Towards the last our enquiries proceeded very rapidly, for we had learned to accomplish as much in one day as would formerly have occupied a week. The winter season was over, and we were now in the month of March, with the heat of the advancing Indian summer daily increasing in terrible force, and becoming oppressive to our unaccustomed Anglo-Saxon constitutions. We travelled by night and worked by day, hastening on to the completion of our task. At times, arriving at our destination in the middle of the night, we rested, exhausted, in the ladies’ waiting-room at the railway station, where there were cane-seated settees, on which we spread our travelling rugs and remained until the morning. A native woman was always in charge, and good refreshment-rooms were at hand, so that we saved much time and avoided publicity in this way. We often travelled in what were known as “intermediate compartments,” knowing that we should attract less attention than as first or second-class passengers. We simply asked for guidance at every step of the way through these months of anxiety and toil; and we knew that our prayers were answered.

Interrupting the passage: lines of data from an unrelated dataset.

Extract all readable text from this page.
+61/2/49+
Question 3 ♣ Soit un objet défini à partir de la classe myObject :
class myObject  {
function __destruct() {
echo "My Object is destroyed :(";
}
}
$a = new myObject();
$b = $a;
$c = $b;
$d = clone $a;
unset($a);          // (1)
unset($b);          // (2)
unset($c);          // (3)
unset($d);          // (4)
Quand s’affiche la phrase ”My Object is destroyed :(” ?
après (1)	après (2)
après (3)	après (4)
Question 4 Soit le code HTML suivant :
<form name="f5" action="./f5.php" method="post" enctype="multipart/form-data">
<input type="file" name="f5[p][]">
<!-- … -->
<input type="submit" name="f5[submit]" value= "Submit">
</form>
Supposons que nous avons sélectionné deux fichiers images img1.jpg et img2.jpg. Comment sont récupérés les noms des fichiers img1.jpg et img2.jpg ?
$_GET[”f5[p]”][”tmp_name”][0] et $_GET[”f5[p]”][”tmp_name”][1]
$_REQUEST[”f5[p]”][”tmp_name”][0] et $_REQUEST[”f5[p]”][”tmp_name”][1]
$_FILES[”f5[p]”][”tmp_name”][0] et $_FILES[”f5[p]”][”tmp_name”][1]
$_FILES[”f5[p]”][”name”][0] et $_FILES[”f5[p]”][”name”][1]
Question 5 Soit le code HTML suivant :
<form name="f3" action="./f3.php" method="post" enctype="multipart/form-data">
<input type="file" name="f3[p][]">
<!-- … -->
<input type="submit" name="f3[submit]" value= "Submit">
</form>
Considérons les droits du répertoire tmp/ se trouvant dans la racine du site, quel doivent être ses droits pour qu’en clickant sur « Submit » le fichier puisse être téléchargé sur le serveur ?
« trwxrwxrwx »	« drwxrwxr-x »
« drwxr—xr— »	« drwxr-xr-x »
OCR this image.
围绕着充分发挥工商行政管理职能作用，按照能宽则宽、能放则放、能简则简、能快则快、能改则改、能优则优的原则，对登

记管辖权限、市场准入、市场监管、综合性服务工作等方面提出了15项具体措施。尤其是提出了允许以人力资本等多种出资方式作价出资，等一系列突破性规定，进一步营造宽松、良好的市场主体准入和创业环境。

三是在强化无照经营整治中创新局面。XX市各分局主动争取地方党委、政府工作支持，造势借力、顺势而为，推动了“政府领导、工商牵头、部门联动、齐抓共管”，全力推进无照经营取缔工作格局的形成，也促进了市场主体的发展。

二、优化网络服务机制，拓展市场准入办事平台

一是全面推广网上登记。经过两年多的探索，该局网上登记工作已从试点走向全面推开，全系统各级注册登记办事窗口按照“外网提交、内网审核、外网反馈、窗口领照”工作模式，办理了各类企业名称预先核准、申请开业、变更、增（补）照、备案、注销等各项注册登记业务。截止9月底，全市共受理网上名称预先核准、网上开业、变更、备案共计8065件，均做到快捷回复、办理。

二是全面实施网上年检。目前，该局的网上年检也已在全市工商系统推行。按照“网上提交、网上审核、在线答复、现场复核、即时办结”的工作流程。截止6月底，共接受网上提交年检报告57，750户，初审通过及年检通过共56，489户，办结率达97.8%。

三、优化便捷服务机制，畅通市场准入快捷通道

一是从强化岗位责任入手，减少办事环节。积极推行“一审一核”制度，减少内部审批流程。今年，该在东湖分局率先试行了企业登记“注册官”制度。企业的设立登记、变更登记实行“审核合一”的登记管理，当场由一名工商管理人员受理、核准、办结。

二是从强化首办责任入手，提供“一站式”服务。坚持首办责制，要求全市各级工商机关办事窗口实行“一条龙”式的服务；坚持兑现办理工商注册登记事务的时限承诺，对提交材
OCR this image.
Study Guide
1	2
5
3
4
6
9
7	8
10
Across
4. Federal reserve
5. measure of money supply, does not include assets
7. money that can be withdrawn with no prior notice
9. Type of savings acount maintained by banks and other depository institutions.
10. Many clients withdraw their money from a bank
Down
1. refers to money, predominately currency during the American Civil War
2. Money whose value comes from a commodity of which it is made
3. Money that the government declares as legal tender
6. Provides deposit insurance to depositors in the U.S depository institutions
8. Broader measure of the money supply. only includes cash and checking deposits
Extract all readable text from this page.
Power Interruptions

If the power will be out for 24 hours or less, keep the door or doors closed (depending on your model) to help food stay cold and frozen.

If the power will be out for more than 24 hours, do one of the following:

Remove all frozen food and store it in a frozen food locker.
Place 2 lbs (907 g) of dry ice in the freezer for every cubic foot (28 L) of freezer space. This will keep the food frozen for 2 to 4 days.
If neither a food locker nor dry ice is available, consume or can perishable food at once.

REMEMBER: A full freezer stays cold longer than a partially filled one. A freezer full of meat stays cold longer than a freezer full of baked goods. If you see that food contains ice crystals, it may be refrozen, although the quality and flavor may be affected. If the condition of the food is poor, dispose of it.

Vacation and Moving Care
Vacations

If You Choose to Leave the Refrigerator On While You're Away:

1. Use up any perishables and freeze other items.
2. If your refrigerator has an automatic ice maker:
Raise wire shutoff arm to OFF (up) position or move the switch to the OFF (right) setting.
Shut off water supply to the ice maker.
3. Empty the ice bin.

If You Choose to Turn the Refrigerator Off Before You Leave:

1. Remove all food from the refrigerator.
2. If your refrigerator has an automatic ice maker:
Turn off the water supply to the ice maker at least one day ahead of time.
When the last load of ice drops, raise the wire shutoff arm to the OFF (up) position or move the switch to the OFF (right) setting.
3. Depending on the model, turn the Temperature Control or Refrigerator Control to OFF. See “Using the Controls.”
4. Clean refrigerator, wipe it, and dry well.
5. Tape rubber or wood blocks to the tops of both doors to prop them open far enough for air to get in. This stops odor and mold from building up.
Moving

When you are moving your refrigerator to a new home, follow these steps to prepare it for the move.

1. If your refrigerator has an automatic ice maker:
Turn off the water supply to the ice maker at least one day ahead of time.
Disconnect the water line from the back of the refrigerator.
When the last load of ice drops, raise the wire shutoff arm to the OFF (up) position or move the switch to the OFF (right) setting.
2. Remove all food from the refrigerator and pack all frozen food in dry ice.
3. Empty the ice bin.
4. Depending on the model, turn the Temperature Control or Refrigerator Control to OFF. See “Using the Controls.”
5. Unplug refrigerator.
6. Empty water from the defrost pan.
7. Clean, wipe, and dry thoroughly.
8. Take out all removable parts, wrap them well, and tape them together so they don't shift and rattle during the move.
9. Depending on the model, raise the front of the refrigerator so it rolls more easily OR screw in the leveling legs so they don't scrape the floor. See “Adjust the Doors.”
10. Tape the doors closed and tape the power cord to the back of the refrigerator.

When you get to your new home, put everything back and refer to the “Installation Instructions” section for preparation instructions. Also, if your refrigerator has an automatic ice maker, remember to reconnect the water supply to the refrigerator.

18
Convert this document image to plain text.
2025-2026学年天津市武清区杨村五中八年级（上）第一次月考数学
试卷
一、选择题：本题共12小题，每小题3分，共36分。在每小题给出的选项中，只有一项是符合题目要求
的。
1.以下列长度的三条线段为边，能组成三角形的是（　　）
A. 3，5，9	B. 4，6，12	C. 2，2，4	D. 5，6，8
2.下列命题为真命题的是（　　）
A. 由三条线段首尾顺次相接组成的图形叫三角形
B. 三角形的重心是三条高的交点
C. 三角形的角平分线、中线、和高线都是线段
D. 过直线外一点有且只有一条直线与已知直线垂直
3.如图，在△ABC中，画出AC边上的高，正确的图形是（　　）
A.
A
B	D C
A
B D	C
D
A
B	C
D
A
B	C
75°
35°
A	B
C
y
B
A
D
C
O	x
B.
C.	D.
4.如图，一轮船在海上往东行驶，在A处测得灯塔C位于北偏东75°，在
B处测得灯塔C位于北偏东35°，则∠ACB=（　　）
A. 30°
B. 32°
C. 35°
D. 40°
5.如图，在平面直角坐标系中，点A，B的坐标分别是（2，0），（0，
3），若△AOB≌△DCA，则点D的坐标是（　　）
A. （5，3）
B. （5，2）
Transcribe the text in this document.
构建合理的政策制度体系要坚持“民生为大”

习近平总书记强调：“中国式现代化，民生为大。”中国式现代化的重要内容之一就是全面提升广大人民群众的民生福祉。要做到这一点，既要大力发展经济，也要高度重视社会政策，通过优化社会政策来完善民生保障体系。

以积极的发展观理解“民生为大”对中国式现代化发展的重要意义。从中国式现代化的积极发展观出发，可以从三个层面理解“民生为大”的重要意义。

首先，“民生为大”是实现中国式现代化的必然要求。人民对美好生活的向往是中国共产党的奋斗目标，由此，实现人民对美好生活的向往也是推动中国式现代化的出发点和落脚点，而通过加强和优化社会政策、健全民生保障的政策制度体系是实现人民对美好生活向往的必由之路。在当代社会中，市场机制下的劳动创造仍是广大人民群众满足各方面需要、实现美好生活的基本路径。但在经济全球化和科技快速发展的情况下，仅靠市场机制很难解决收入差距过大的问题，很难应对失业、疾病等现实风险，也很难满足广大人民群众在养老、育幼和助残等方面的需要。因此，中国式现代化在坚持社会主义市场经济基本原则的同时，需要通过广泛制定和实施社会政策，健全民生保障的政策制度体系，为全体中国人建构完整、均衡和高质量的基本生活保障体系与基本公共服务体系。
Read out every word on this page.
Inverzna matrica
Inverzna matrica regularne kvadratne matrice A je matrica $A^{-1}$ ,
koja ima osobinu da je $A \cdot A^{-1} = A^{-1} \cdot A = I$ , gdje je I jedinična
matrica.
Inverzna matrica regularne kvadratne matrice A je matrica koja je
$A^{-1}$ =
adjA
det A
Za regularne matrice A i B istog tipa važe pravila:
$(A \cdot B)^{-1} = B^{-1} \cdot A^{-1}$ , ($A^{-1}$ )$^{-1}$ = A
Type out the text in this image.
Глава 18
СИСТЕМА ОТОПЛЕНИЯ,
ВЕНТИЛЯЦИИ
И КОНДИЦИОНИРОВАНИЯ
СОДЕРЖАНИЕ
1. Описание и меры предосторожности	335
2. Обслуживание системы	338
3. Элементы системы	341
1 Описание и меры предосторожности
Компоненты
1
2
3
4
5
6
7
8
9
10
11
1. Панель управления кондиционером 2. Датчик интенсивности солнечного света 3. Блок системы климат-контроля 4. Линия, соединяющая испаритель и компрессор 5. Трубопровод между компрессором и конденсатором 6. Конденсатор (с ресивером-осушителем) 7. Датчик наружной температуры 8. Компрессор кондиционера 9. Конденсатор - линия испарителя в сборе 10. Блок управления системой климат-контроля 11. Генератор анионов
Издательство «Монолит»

We had various interpreters. One of these was a specially gifted woman. She had a sweet, plaintive voice, and sang the native songs with touching effect on the poor women whom we visited; one we always recall as having been a wonderful instrument through God of moving their hearts. It was a pilgrim hymn with a recurring strain of warning against the love of the world, dress, jewellery, and sinful pleasures; and reminding us all that this life is swiftly passing, and that death may soon overtake us. Often before the refrain was finished the poor women would be seen sobbing as they listened, joining in the sorrowful strain that recurred again and again; and as soon as the song was ended pouring out their pitiful histories and their protests against the degradation into which they had been thrust by the infamous system of legalised vice under which they were slaves.